Les troubles paysans, la révolution de 1905-1906 sont placés sous un grand mot d’ordre, traduisant la principale visée de la population rurale : plus de terre ! En 1917, les bolcheviks l’emporteront parce qu’ils choisiront pour slogan, outre l’arrêt immédiat de la guerre : la terre aux paysans ! Dans les premières années du XXe siècle, la vie politique se développe en Russie à une vitesse fulgurante : une multitude de partis apparaît, reflétant les tendances les plus diverses. Dans leur immense majorité – tous les partis révolutionnaires et de nombreux mouvements libéraux ou centristes –, ils soutiennent la revendication paysanne.
Le manque de terre dont souffrent les paysans et la possibilité d’y remédier en la retirant aux propriétaires nobles est l’un des premiers mythes russes du XXe siècle. Un mythe qui perdure, malgré tous les faits le réfutant. Comme toujours, les arguments rationnels ne parviennent pas à ébranler la représentation mythique de la réalité. Et cela d’autant moins que le mythe est utile aux partis politiques qui l’exploitent dans leurs intérêts.
1906 voit la parution d’un ouvrage de P. Maslov, intitulé La Question agraire en Russie, comportant tous les éléments pour mettre fin au mythe.
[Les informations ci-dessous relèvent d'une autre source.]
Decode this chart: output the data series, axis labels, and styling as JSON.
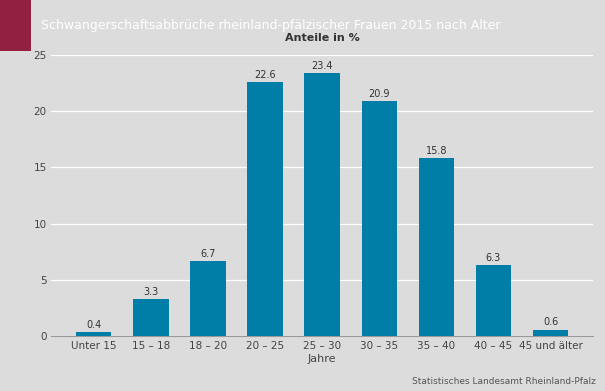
{
  "title": "Schwangerschaftsabbrüche rheinland-pfälzischer Frauen 2015 nach Alter",
  "ylabel": "Anteile in %",
  "xlabel": "Jahre",
  "categories": [
    "Unter 15",
    "15 – 18",
    "18 – 20",
    "20 – 25",
    "25 – 30",
    "30 – 35",
    "35 – 40",
    "40 – 45",
    "45 und älter"
  ],
  "values": [
    0.4,
    3.3,
    6.7,
    22.6,
    23.4,
    20.9,
    15.8,
    6.3,
    0.6
  ],
  "bar_color": "#007ea7",
  "ylim": [
    0,
    25
  ],
  "yticks": [
    0,
    5,
    10,
    15,
    20,
    25
  ],
  "background_color": "#dcdcdc",
  "title_bg_color": "#808080",
  "title_accent_color": "#922040",
  "title_text_color": "#ffffff",
  "bar_label_fontsize": 7,
  "axis_label_fontsize": 8,
  "tick_fontsize": 7.5,
  "footer_text": "Statistisches Landesamt Rheinland-Pfalz",
  "footer_fontsize": 6.5,
  "title_fontsize": 9
}
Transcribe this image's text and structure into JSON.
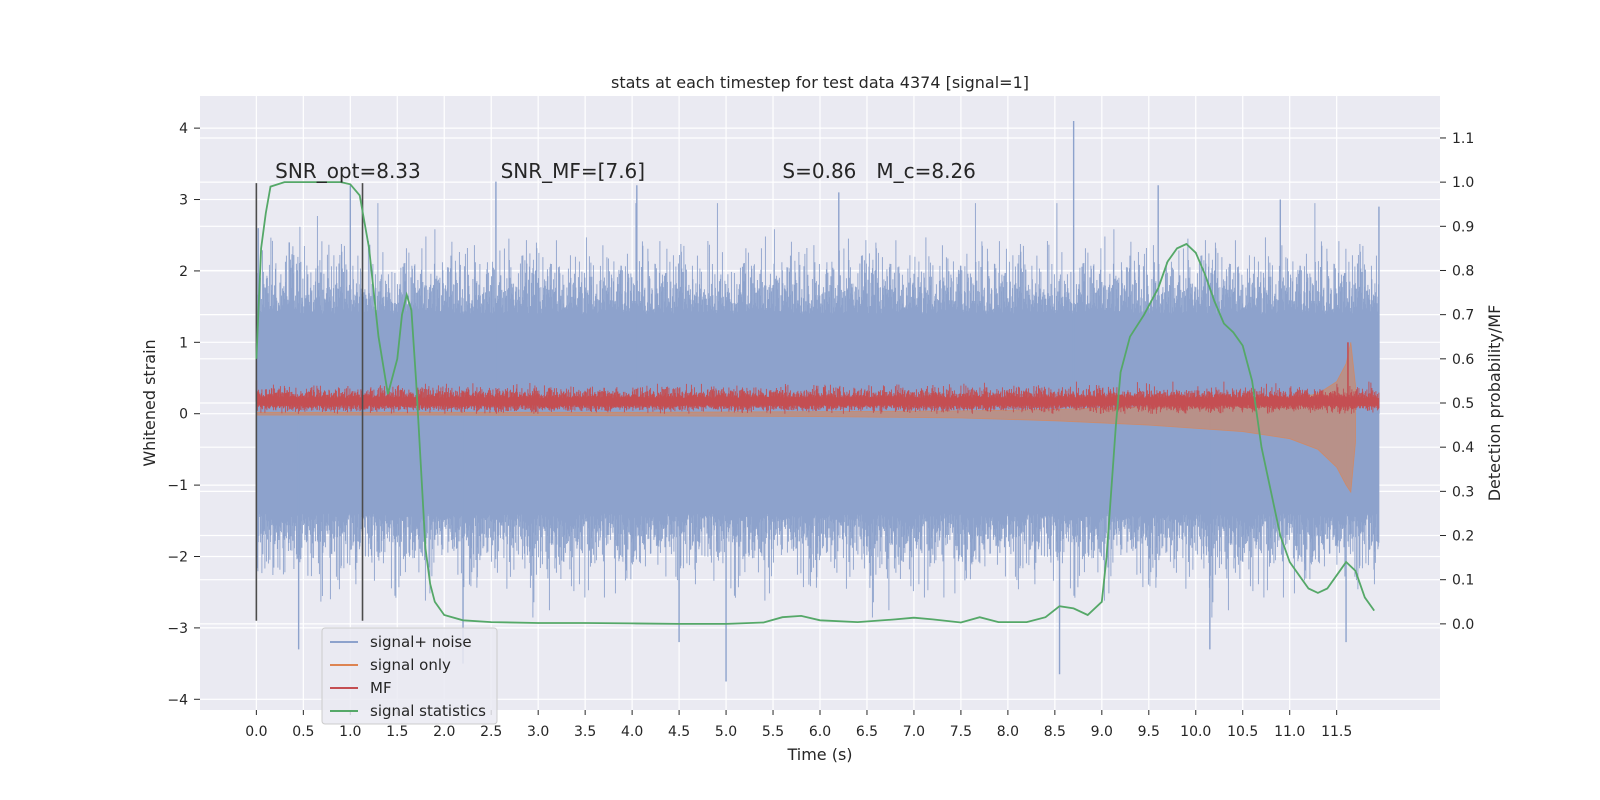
{
  "chart_data": {
    "type": "line",
    "title": "stats at each timestep for test data 4374 [signal=1]",
    "xlabel": "Time (s)",
    "ylabel": "Whitened strain",
    "ylabel_right": "Detection probability/MF",
    "xlim": [
      -0.6,
      12.6
    ],
    "ylim": [
      -4.15,
      4.45
    ],
    "ylim_right": [
      -0.195,
      1.195
    ],
    "x_ticks": [
      "0.0",
      "0.5",
      "1.0",
      "1.5",
      "2.0",
      "2.5",
      "3.0",
      "3.5",
      "4.0",
      "4.5",
      "5.0",
      "5.5",
      "6.0",
      "6.5",
      "7.0",
      "7.5",
      "8.0",
      "8.5",
      "9.0",
      "9.5",
      "10.0",
      "10.5",
      "11.0",
      "11.5"
    ],
    "y_ticks": [
      "4",
      "3",
      "2",
      "1",
      "0",
      "−1",
      "−2",
      "−3",
      "−4"
    ],
    "y_ticks_right": [
      "1.1",
      "1.0",
      "0.9",
      "0.8",
      "0.7",
      "0.6",
      "0.5",
      "0.4",
      "0.3",
      "0.2",
      "0.1",
      "0.0"
    ],
    "grid": true,
    "legend_position": "lower-left",
    "colors": {
      "background": "#eaeaf2",
      "grid": "#ffffff",
      "signal_noise": "#8da2cc",
      "signal_only": "#dd8452",
      "mf": "#c44e52",
      "statistics": "#55a868",
      "vline": "#4c4c4c"
    },
    "annotations": [
      {
        "text": "SNR_opt=8.33",
        "x": 0.2,
        "y": 3.3
      },
      {
        "text": "SNR_MF=[7.6]",
        "x": 2.6,
        "y": 3.3
      },
      {
        "text": "S=0.86",
        "x": 5.6,
        "y": 3.3
      },
      {
        "text": "M_c=8.26",
        "x": 6.6,
        "y": 3.3
      }
    ],
    "vlines": [
      0.0,
      1.13
    ],
    "series": [
      {
        "name": "signal+ noise",
        "axis": "left",
        "envelope": {
          "x": [
            0.0,
            11.95
          ],
          "typical_band": [
            -1.4,
            1.4
          ],
          "peak_band": [
            -3.3,
            4.1
          ]
        },
        "peaks": [
          {
            "x": 0.02,
            "y": 2.6
          },
          {
            "x": 0.35,
            "y": 2.4
          },
          {
            "x": 1.0,
            "y": 3.2
          },
          {
            "x": 2.55,
            "y": 3.25
          },
          {
            "x": 4.05,
            "y": 3.2
          },
          {
            "x": 6.2,
            "y": 3.1
          },
          {
            "x": 8.7,
            "y": 4.1
          },
          {
            "x": 9.6,
            "y": 3.2
          },
          {
            "x": 10.9,
            "y": 3.0
          },
          {
            "x": 11.95,
            "y": 2.9
          },
          {
            "x": 0.45,
            "y": -3.3
          },
          {
            "x": 2.2,
            "y": -3.5
          },
          {
            "x": 4.5,
            "y": -3.2
          },
          {
            "x": 5.0,
            "y": -3.75
          },
          {
            "x": 8.55,
            "y": -3.65
          },
          {
            "x": 10.15,
            "y": -3.3
          },
          {
            "x": 11.6,
            "y": -3.2
          }
        ]
      },
      {
        "name": "signal only",
        "axis": "left",
        "points": [
          [
            0.0,
            0.02
          ],
          [
            2.0,
            0.02
          ],
          [
            4.0,
            0.02
          ],
          [
            6.0,
            0.03
          ],
          [
            7.5,
            0.04
          ],
          [
            8.5,
            0.06
          ],
          [
            9.5,
            0.1
          ],
          [
            10.5,
            0.15
          ],
          [
            11.0,
            0.2
          ],
          [
            11.3,
            0.28
          ],
          [
            11.5,
            0.45
          ],
          [
            11.6,
            0.7
          ],
          [
            11.65,
            1.0
          ],
          [
            11.7,
            0.4
          ]
        ],
        "lower": [
          [
            0.0,
            -0.02
          ],
          [
            2.0,
            -0.02
          ],
          [
            4.0,
            -0.03
          ],
          [
            6.0,
            -0.04
          ],
          [
            7.5,
            -0.06
          ],
          [
            8.5,
            -0.1
          ],
          [
            9.5,
            -0.16
          ],
          [
            10.5,
            -0.25
          ],
          [
            11.0,
            -0.35
          ],
          [
            11.3,
            -0.5
          ],
          [
            11.5,
            -0.75
          ],
          [
            11.6,
            -1.0
          ],
          [
            11.65,
            -1.1
          ],
          [
            11.7,
            -0.4
          ]
        ]
      },
      {
        "name": "MF",
        "axis": "left",
        "center": 0.17,
        "band": [
          0.0,
          0.45
        ],
        "peaks": [
          {
            "x": 0.0,
            "y": 0.47
          },
          {
            "x": 11.62,
            "y": 1.0
          }
        ]
      },
      {
        "name": "signal statistics",
        "axis": "right",
        "points": [
          [
            0.0,
            0.6
          ],
          [
            0.05,
            0.85
          ],
          [
            0.1,
            0.93
          ],
          [
            0.15,
            0.99
          ],
          [
            0.3,
            1.0
          ],
          [
            0.5,
            1.0
          ],
          [
            0.7,
            1.0
          ],
          [
            0.9,
            1.0
          ],
          [
            1.0,
            0.995
          ],
          [
            1.1,
            0.97
          ],
          [
            1.2,
            0.85
          ],
          [
            1.3,
            0.65
          ],
          [
            1.4,
            0.52
          ],
          [
            1.5,
            0.6
          ],
          [
            1.55,
            0.7
          ],
          [
            1.6,
            0.745
          ],
          [
            1.65,
            0.71
          ],
          [
            1.7,
            0.55
          ],
          [
            1.75,
            0.36
          ],
          [
            1.8,
            0.17
          ],
          [
            1.85,
            0.09
          ],
          [
            1.9,
            0.05
          ],
          [
            2.0,
            0.02
          ],
          [
            2.2,
            0.008
          ],
          [
            2.5,
            0.004
          ],
          [
            3.0,
            0.002
          ],
          [
            3.5,
            0.002
          ],
          [
            4.0,
            0.001
          ],
          [
            4.5,
            0.0
          ],
          [
            5.0,
            0.0
          ],
          [
            5.4,
            0.003
          ],
          [
            5.6,
            0.015
          ],
          [
            5.8,
            0.018
          ],
          [
            6.0,
            0.008
          ],
          [
            6.4,
            0.004
          ],
          [
            6.8,
            0.01
          ],
          [
            7.0,
            0.014
          ],
          [
            7.2,
            0.01
          ],
          [
            7.5,
            0.003
          ],
          [
            7.7,
            0.015
          ],
          [
            7.9,
            0.004
          ],
          [
            8.2,
            0.004
          ],
          [
            8.4,
            0.015
          ],
          [
            8.55,
            0.04
          ],
          [
            8.7,
            0.035
          ],
          [
            8.85,
            0.02
          ],
          [
            9.0,
            0.05
          ],
          [
            9.05,
            0.15
          ],
          [
            9.1,
            0.3
          ],
          [
            9.15,
            0.45
          ],
          [
            9.2,
            0.57
          ],
          [
            9.3,
            0.65
          ],
          [
            9.45,
            0.7
          ],
          [
            9.6,
            0.76
          ],
          [
            9.7,
            0.82
          ],
          [
            9.8,
            0.85
          ],
          [
            9.9,
            0.86
          ],
          [
            10.0,
            0.84
          ],
          [
            10.1,
            0.79
          ],
          [
            10.2,
            0.73
          ],
          [
            10.3,
            0.68
          ],
          [
            10.4,
            0.66
          ],
          [
            10.5,
            0.63
          ],
          [
            10.6,
            0.55
          ],
          [
            10.7,
            0.4
          ],
          [
            10.8,
            0.3
          ],
          [
            10.9,
            0.2
          ],
          [
            11.0,
            0.14
          ],
          [
            11.1,
            0.11
          ],
          [
            11.2,
            0.08
          ],
          [
            11.3,
            0.07
          ],
          [
            11.4,
            0.08
          ],
          [
            11.5,
            0.11
          ],
          [
            11.6,
            0.14
          ],
          [
            11.7,
            0.12
          ],
          [
            11.8,
            0.06
          ],
          [
            11.9,
            0.03
          ]
        ]
      }
    ]
  }
}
L’auteur dispose des données statistiques officielles. Les statistiques montrent tout d’abord qu’il y a de la terre en Russie, réduisant à néant toutes les considérations sur une quelconque « exiguïté » dans ce domaine. En soustrayant un tiers du territoire russe (au nord et au nord-est), impropre aux travaux agricoles, on obtient 2,1 dessiatines (une dessiatine équivaut à 1,092 hectare) de terre convenable par personne, contre 0,82 dessiatine en France, et 0,62 dessiatine en Allemagne6. Plus grave, dans ses conséquences, est le mythe des propriétaires détenant toute la terre. Les nobles, en fait, ne cessent de vendre des terres, à compter des années 1860. En 1905, les paysans possèdent près de cent soixante-quatre millions de dessiatines, les nobles cinquante-trois millions (dont une part importante se compose de forêts). En 1916, 80 % des terres cultivables appartiendront aux paysans, qui loueront en outre à bail une partie de celles restées aux nobles7. Le partage des terres nobles après la révolution d’Octobre sera la preuve même du caractère mythique du slogan : « La terre aux paysans ! » Chaque paysan en obtiendra de 0,1 dessiatine (dans les gouvernements de Moscou, Novgorod et Viatka) à 0,50-1,00 (dans ceux de Pétersbourg ou Saratov)8.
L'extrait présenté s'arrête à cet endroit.